La situation s’aggrave

Le témoignage de la députée britannique Clare Short

Mardi 18 septembre 2007, par Clare Short

Allocution prononcée à l’occasion du débat consacré
au processus de paix au Moyen-Orient, Palais de Westminster, Chambre des communes

J’ai proposé la tenue de ce débat à la suite d’une visite que j’ai faite récemment dans le territoire palestinien occupé, en compagnie d’une délégation assemblée par War on Want. La délégation se composait de membres du personnel de War on Want, de Rodney Bickerstaffe, ancien Secrétaire général d’Unison, et de moi-même. Je suis particulièrement reconnaissante d’avoir la possibilité d’exposer nos constatations et j’espère que Monsieur le Ministre les prendra en considération.

J’ai eu l’occasion de me rendre en Cisjordanie et à Gaza à plusieurs reprises à la fin des années 80 et au début des années 90, à l’époque de la première Intifada.

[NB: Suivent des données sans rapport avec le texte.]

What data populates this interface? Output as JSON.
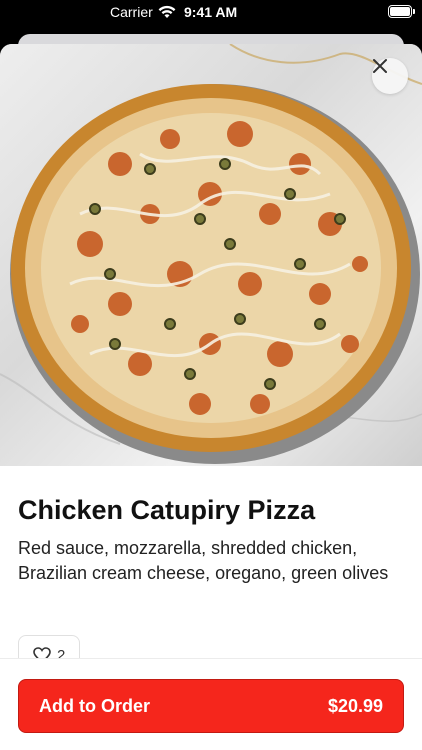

Ce soulèvement palestinien était fondé sur la désobéissance pacifique et, au pire, l’on a vu des enfants jeter des pierres aux soldats. Malgré les blessures infligées aux enfants par l’armée israélienne, l’Intifada était porteuse d’espoir et a débouché sur la négociation de l’accord de paix d’Oslo et le retour de Yasser Arafat en Palestine. J’ai cru à l’époque à la possibilité d’une paix reposant sur deux États, Israël et la Palestine, à la création d’un État palestinien délimité par les frontières de 1967 avec Jérusalem-Est comme capitale et à un règlement négocié du droit des Palestiniens de retourner chez eux. Il s’agit là des trois composantes fondamentales d’une paix négociée. J’ai vraiment cru à cette possibilité, mais la paix semble désormais hors d’atteinte. Si nous ne changeons pas de politique, je crains que nous ne devions nous préparer à un bain de sang et à un conflit susceptibles de durer des années, voire des dizaines d’années.

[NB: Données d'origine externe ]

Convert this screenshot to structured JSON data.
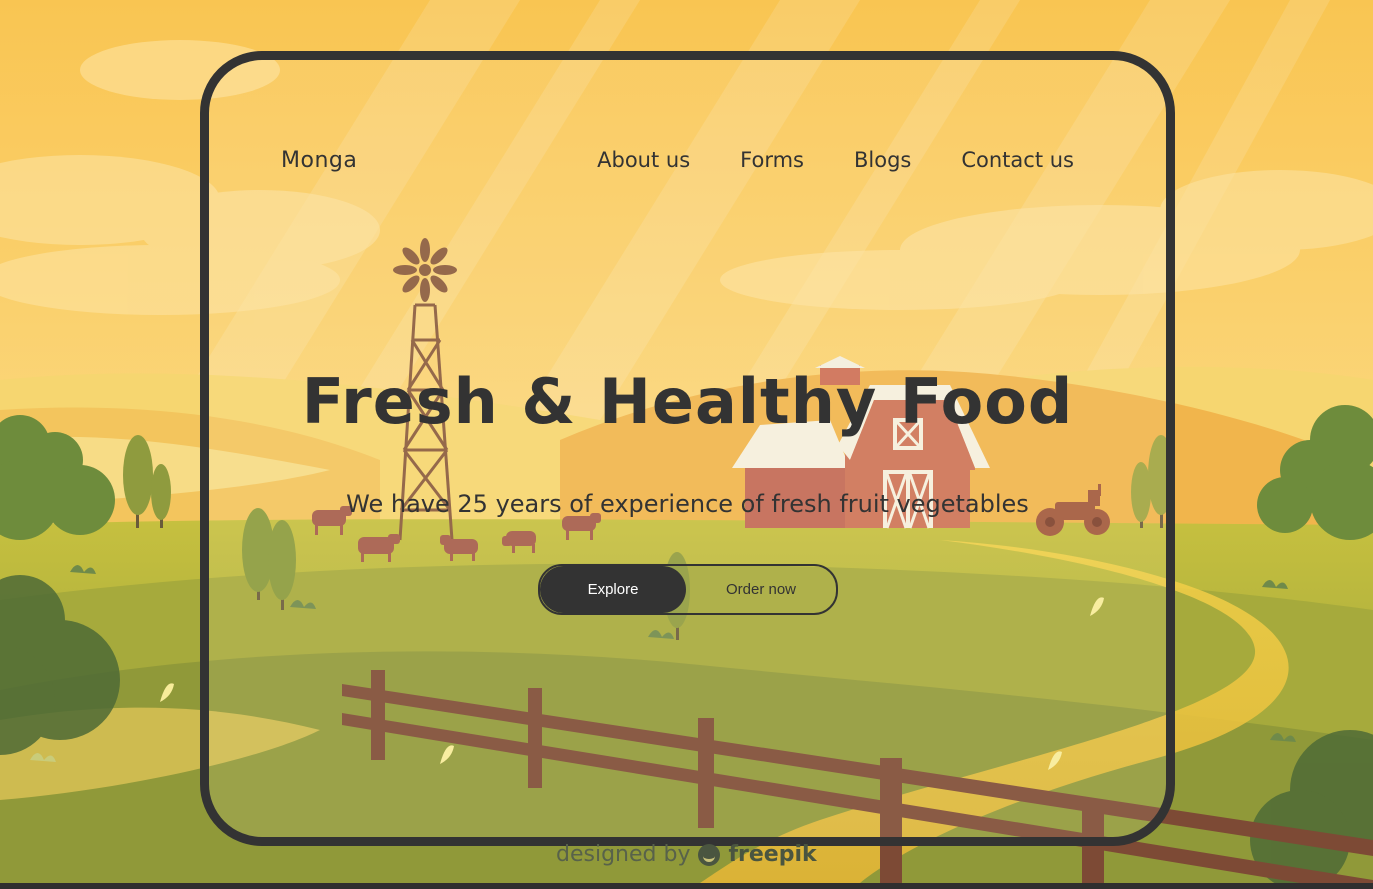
{
  "brand": "Monga",
  "nav": {
    "links": [
      "About us",
      "Forms",
      "Blogs",
      "Contact us"
    ]
  },
  "hero": {
    "title": "Fresh & Healthy Food",
    "subtitle": "We have 25 years of experience of fresh fruit vegetables"
  },
  "buttons": {
    "explore": "Explore",
    "order": "Order now"
  },
  "credit": {
    "prefix": "designed by",
    "brand": "freepik"
  },
  "colors": {
    "dark": "#333333",
    "sky": "#f8c44a",
    "field": "#b9b43a",
    "barn": "#cd7256"
  }
}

Je suis de près l’évolution de la situation au Moyen-Orient depuis de nombreuses années et je savais avant ma dernière visite que le peuple palestinien vivait des moments particulièrement difficiles. Mais j’ai été atterrée par la politique d’annexion flagrante, brutale et systématique menée par Israël, la démolition de maisons palestiniennes et la création délibérée d’un régime d’apartheid dans lequel les Palestiniens sont confinés dans quatre bantoustans, cernés par un mur parsemé de points de contrôle sous haute surveillance qui permettent de contrôler les déplacements des Palestiniens à la sortie et à l’entrée des ghettos.

Manifestement, les Israéliens tentent de s’emparer systématiquement de superficies aussi étendues que possible et d’évincer autant de Palestiniens que possible. En l’état actuel des choses, Israël a accaparé 85 % de la Palestine historique, reléguant les Palestiniens sur les 15 % du territoire restant. Pire encore, la communauté internationale, et en son sein le Royaume-Uni et l’Union européenne, ne font rien pour exiger d’Israël qu’il respecte le droit international, malgré le soutien en faveur des droits de l’homme et du droit international proclamé par l’Europe.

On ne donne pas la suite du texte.